Саадия Гаон

Поделись знанием:
(перенаправлено с «Саадия бен-Иосиф»)
Перейти к: навигация, поиск
Саадия Гаон
סעדיה בן יוסף פיומי
Имя при рождении:

Саадия бен Йосеф

Дата рождения:

882(0882)

Место рождения:

оазис Файюм, Египет в составе Арабского Халифата

Дата смерти:

942(0942)

Место смерти:

Багдад

Направление:

рационалистическая средневековая философия, еврейская философия

Период:

Средневековая философия

Основные интересы:

натурфилософия, Библия

Значительные идеи:

совместимость науки и религии

Испытавшие влияние:

Ибн Эзра, Моше, Бахье ибн Пкуда

Саа́дия Гао́н (ивр.סעדיה בן יוסף‏‎, Са‘адия бен Иосеф; араб. سعيد بن يوسف الفيومي‎, Саид; 882, Дилас, оазис Файюм[1] (Египет (в составе Арабского Халифата)) — 942, Багдад) — крупнейший галахический авторитет эпохи гаонов, основоположник раввинистической литературы и еврейской рационалистической философии, языковед и поэт.





Биография

Уже в молодости приобрёл обширные познания в области раввинской письменности и в светских науках, особенно в философии.

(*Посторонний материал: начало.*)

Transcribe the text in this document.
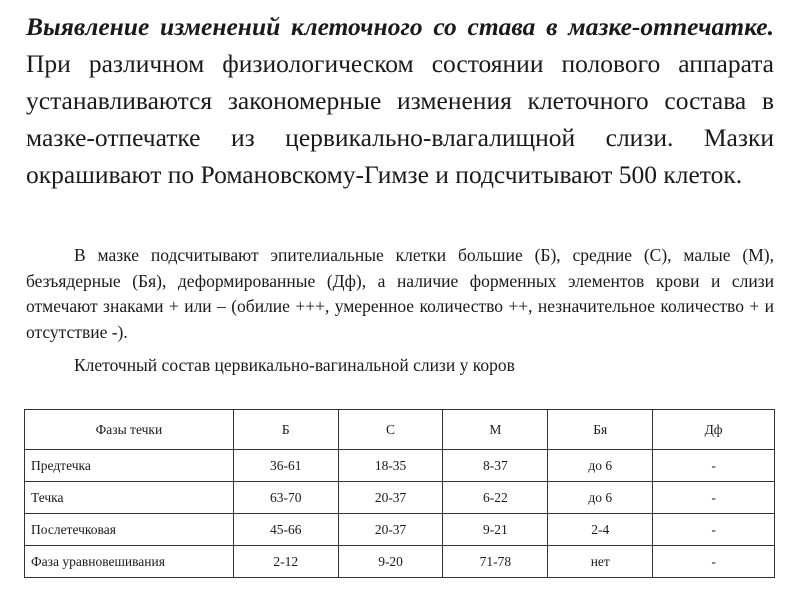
Выявление изменений клеточного со става в мазке-отпечатке. При различном физиологическом состоянии полового аппарата устанавливаются закономерные изменения клеточного состава в мазке-отпечатке из цервикально-влагалищной слизи. Мазки окрашивают по Романовскому-Гимзе и подсчитывают 500 клеток.

В мазке подсчитывают эпителиальные клетки большие (Б), средние (С), малые (М), безъядерные (Бя), деформированные (Дф), а наличие форменных элементов крови и слизи отмечают знаками + или – (обилие +++, умеренное количество ++, незначительное количество + и отсутствие -).

Клеточный состав цервикально-вагинальной слизи у коров

Фазы течки	Б	С	М	Бя	Дф
Предтечка	36-61	18-35	8-37	до 6	-
Течка	63-70	20-37	6-22	до 6	-
Послетечковая	45-66	20-37	9-21	2-4	-
Фаза уравновешивания	2-12	9-20	71-78	нет	-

В 928 году избран гаоном (главой еврейской академии) в Суре (Вавилон). Эта академия, вместе с академией в Пумбедите бывшая средоточием еврейской учёности в Вавилоне, к тому времени несколько пришла в упадок; благодаря новому гаону значение её вновь поднялось и в ней начали преподавать, кроме богословских наук, также и светские — философию и другие. Через некоторое время Саадия был смещён благодаря интригам тогдашнего экзиларха (светского главы вавилонских евреев) Давида бен-Заккаи, но через несколько лет был вновь утверждён в звании гаона.

Саадия стремился к тому, чтобы примирить противоположные направления в иудаизме и в то же время опровергнуть противоречащие религии мнения: он боролся против различных сектантов и старался согласовать иудаизм с тогдашней философской мыслью.

Важнейшее его сочинение, религиозно-философский труд «Эмунот ве-Деот» (написан в 933 году, арабский оригинал под заглавием «Китаб аль аманат валь-и' тикадат» — «Книга о верованиях и религиозных мнениях»; переведённая на еврейский язык Иудой ибн Тиббоном в 1160 году), является первым систематическим изложением религиозной философии; Саадия опровергает мнение, что вера несовместна с разумом и наукой. Сочинение Саадии имело большое влияние на позднейшее процветание философской литературы арабско-испанских евреев и послужило образцом для ряда сочинений по религиозной философии у евреев и у христиан; оно выдержало множество изданий и переведено на немецкий язык Фюрстом (Лейпциг, 1845).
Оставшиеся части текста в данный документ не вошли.